Discussing the article: "Category Theory in MQL5 (Part 20): A detour to Self-Attention and the Transformer"

 

Check out the new article: Category Theory in MQL5 (Part 20): A detour to Self-Attention and the Transformer.

We digress in our series by pondering at part of the algorithm to chatGPT. Are there any similarities or concepts borrowed from natural transformations? We attempt to answer these and other questions in a fun piece, with our code in a signal class format.

It would be remiss, I think, to carry on with articles in these series while on the subject of category theory & natural transformations, and not touch on the elephant in the room that is chatGPT. By now everyone is acquainted, in some form, with chatGPT and a host of other AI platforms and has witnessed, hopefully appreciated, the potential transformer neural networks have on making not just our research easier, but also taking away much needed time from menial tasks.
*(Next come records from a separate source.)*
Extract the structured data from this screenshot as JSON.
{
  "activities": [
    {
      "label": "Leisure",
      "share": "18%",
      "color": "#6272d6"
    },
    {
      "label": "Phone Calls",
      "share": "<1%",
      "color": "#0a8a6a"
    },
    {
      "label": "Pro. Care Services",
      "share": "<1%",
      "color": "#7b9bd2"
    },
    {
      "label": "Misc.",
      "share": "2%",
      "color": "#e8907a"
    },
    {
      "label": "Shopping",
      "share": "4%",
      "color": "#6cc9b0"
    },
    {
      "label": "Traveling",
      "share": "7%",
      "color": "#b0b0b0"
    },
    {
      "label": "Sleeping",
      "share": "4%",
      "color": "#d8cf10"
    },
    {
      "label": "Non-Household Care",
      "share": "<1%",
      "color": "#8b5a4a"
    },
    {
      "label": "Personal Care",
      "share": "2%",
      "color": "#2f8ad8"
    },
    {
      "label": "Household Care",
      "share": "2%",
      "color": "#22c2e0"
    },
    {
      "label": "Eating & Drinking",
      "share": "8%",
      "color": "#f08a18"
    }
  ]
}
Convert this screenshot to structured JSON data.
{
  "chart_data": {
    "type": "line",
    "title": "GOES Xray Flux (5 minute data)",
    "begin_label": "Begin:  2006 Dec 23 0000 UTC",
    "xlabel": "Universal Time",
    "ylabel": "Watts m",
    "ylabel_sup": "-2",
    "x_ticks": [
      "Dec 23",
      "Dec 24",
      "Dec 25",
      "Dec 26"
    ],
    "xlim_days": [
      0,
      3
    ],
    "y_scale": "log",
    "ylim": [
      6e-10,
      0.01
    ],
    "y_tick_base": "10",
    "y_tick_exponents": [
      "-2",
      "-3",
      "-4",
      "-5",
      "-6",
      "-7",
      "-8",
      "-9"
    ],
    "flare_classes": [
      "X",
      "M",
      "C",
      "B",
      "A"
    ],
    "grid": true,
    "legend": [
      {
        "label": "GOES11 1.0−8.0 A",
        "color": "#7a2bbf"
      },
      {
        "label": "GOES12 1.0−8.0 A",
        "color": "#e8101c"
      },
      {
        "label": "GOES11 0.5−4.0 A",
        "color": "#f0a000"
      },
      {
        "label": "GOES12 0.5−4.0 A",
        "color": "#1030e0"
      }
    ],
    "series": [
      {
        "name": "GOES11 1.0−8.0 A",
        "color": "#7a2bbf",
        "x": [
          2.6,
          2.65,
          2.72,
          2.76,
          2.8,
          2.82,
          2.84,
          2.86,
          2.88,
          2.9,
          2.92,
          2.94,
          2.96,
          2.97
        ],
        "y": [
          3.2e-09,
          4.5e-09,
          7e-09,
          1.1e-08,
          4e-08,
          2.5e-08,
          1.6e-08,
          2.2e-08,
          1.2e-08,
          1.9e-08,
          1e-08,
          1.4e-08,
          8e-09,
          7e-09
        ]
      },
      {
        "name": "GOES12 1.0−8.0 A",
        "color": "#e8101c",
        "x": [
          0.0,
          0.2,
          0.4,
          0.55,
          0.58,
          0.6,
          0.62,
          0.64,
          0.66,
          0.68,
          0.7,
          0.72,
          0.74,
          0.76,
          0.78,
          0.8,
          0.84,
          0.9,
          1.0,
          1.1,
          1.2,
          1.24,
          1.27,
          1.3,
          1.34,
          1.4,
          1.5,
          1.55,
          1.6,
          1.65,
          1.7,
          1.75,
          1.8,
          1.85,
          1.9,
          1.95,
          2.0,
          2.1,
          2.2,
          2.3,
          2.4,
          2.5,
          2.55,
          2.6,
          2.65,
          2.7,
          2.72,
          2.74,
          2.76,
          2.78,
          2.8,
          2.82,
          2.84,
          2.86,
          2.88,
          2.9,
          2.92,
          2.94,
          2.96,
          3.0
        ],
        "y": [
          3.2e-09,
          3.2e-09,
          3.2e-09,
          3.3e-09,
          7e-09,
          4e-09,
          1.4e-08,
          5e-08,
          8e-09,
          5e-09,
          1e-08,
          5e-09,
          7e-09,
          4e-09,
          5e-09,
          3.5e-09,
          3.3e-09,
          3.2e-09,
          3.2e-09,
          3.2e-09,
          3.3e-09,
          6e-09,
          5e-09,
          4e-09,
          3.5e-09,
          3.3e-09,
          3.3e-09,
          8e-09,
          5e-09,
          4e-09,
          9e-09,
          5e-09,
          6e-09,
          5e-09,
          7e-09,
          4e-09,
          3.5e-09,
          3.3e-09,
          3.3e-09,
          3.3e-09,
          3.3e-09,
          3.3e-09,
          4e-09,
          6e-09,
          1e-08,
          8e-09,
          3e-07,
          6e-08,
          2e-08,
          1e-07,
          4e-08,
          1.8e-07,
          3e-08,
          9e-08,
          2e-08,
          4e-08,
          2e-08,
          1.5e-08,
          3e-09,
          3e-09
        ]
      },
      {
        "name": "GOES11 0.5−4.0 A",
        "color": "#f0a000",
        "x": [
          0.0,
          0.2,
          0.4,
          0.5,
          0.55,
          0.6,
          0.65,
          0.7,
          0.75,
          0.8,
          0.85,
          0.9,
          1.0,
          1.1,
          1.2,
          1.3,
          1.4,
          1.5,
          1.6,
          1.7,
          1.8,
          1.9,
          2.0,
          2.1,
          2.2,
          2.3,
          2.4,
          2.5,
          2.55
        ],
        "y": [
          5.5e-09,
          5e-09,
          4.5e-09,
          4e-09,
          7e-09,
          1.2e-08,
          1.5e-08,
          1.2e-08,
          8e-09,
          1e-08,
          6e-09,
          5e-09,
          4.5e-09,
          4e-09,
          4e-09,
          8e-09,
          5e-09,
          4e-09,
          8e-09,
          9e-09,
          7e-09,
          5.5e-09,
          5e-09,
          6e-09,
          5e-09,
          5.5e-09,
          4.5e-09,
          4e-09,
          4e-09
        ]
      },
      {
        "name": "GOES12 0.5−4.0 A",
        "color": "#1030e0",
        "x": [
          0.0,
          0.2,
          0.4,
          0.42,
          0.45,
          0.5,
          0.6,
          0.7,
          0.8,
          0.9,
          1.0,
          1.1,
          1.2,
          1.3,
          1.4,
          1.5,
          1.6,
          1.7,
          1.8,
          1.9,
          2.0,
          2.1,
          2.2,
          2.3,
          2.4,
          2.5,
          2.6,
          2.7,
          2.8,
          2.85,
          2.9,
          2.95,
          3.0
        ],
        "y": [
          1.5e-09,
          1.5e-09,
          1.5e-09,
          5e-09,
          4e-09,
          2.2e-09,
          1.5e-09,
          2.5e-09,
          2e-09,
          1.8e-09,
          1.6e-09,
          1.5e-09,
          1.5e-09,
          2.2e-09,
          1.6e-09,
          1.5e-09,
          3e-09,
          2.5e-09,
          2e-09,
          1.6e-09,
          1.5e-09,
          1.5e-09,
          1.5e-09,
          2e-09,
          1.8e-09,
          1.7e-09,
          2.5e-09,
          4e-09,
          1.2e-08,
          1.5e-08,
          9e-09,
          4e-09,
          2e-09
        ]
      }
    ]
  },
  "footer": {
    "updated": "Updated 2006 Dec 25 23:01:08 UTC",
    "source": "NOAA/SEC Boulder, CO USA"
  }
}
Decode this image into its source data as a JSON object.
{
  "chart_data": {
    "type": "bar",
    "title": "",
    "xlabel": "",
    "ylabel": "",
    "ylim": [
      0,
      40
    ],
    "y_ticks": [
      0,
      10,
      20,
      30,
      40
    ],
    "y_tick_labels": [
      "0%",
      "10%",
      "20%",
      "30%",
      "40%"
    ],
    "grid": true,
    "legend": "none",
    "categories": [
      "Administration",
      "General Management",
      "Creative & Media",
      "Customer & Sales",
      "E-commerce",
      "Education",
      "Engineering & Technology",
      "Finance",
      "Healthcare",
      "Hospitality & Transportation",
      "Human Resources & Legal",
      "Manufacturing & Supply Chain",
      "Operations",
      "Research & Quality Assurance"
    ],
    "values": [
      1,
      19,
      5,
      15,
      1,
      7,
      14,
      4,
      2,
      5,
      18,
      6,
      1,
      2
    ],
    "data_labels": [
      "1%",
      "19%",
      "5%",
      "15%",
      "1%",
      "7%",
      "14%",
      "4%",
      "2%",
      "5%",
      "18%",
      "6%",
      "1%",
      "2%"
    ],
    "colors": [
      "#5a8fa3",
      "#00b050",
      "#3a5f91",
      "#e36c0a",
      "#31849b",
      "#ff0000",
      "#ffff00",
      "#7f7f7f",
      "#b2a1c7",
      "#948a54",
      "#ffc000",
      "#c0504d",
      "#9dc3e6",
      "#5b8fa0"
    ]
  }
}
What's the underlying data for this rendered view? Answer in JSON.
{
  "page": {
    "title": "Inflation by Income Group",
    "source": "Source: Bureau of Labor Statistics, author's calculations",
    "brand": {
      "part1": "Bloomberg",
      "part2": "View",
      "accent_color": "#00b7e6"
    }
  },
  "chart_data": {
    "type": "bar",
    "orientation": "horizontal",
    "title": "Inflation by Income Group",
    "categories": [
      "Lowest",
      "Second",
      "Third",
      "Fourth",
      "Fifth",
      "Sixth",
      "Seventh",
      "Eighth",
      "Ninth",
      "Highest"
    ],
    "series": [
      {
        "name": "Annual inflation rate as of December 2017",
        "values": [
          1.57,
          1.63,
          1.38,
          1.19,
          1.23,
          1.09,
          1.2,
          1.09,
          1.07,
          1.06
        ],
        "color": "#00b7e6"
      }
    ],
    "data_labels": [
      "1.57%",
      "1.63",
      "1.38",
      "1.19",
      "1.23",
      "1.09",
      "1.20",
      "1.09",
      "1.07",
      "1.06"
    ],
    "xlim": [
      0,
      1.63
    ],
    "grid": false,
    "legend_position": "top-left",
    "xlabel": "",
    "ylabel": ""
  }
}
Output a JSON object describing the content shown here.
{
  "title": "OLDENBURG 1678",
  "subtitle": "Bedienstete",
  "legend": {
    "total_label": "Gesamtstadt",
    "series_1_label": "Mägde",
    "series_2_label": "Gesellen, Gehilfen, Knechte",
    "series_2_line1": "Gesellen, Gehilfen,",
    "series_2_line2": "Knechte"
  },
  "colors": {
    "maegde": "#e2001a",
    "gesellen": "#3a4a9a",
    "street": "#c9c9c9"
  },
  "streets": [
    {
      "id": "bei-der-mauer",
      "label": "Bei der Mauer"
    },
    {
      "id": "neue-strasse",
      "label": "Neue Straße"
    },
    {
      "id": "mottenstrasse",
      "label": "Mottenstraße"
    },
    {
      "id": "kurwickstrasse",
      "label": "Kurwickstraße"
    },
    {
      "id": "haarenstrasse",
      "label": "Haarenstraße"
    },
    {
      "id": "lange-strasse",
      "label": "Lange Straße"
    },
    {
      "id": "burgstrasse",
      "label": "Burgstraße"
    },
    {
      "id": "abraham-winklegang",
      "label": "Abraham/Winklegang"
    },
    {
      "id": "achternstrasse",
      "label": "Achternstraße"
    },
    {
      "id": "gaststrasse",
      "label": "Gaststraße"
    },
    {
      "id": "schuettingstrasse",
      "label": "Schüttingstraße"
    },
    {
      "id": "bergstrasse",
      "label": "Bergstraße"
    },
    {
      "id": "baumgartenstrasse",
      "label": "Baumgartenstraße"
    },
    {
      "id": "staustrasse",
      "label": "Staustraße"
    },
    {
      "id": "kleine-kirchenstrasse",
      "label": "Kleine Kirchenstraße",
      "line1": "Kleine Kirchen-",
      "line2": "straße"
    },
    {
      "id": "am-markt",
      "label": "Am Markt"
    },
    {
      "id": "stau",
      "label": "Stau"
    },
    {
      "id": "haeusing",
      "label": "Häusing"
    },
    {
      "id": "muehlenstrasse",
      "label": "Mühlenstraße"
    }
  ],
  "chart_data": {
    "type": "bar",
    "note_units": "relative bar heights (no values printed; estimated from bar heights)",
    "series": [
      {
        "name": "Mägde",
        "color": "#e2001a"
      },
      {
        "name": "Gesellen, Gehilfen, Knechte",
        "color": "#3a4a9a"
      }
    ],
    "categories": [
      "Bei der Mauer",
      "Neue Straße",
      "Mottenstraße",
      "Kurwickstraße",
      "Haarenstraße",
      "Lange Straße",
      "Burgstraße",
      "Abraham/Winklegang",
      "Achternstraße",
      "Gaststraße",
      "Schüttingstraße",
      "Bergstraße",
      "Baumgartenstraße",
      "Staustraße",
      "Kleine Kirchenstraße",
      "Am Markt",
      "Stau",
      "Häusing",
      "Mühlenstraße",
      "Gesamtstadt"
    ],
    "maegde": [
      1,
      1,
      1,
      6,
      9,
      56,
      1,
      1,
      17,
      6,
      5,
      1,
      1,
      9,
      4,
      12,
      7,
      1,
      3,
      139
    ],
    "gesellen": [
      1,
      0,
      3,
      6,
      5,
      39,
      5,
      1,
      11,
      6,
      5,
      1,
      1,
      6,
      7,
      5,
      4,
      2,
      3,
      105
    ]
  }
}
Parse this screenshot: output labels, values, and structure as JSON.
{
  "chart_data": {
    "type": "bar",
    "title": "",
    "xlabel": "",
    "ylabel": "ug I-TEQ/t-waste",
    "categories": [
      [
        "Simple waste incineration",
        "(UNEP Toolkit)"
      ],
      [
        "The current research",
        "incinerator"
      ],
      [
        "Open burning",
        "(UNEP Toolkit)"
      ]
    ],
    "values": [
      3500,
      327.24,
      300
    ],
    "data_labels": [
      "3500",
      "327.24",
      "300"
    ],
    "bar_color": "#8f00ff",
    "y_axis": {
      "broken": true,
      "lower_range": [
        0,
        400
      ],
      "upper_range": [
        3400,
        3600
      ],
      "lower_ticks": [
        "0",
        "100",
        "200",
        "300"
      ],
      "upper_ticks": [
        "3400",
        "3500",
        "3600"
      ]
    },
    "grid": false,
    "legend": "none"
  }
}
So I detour in these series and try to address the question whether natural transformations of category theory are in any way key to the Generative Pretrained Transformer algorithms engaged by Open AI.

Besides checking for any synonyms with the ‘transform’ wording, I think it would also be fun to see parts, of the GPT algorithm code in MQL5, and test them on preliminary classification of a security price series.


The transformer, as introduced in the paper, ‘Attention Is All You Need’ was an innovation in neural networks used to perform translations across spoken languages (e.g. Italian to French) that proposed getting rid of recurrence and convolutions. Its suggestion? Self-Attention. It is understood that a lot of AI platforms in use are the brain child of this early effort.

The actual algorithm used by Open AI is certainly under wraps, but none the less it has been understood to use Word-Embedding, Positional Encoding, Self-Attention, and a Feed-Forward network, as part of a stack in a decode-only transformer. None of this is confirmed so you should not take my word for it. And to be clear this reference is on the word/ language translation part of the algorithm. Yes, since most input in chatGPT is text it does form a key almost foundational role in the algorithm but we now know chatGPT does much more than interpret text. For example, if you uploaded an excel file it can not only open it to read its contents but it will plot graphs and even give an opinion on the statistics presented. The point here being the chatGPT algorithm is clearly not being entirely presented here, but only bits of what is understood, it may look like.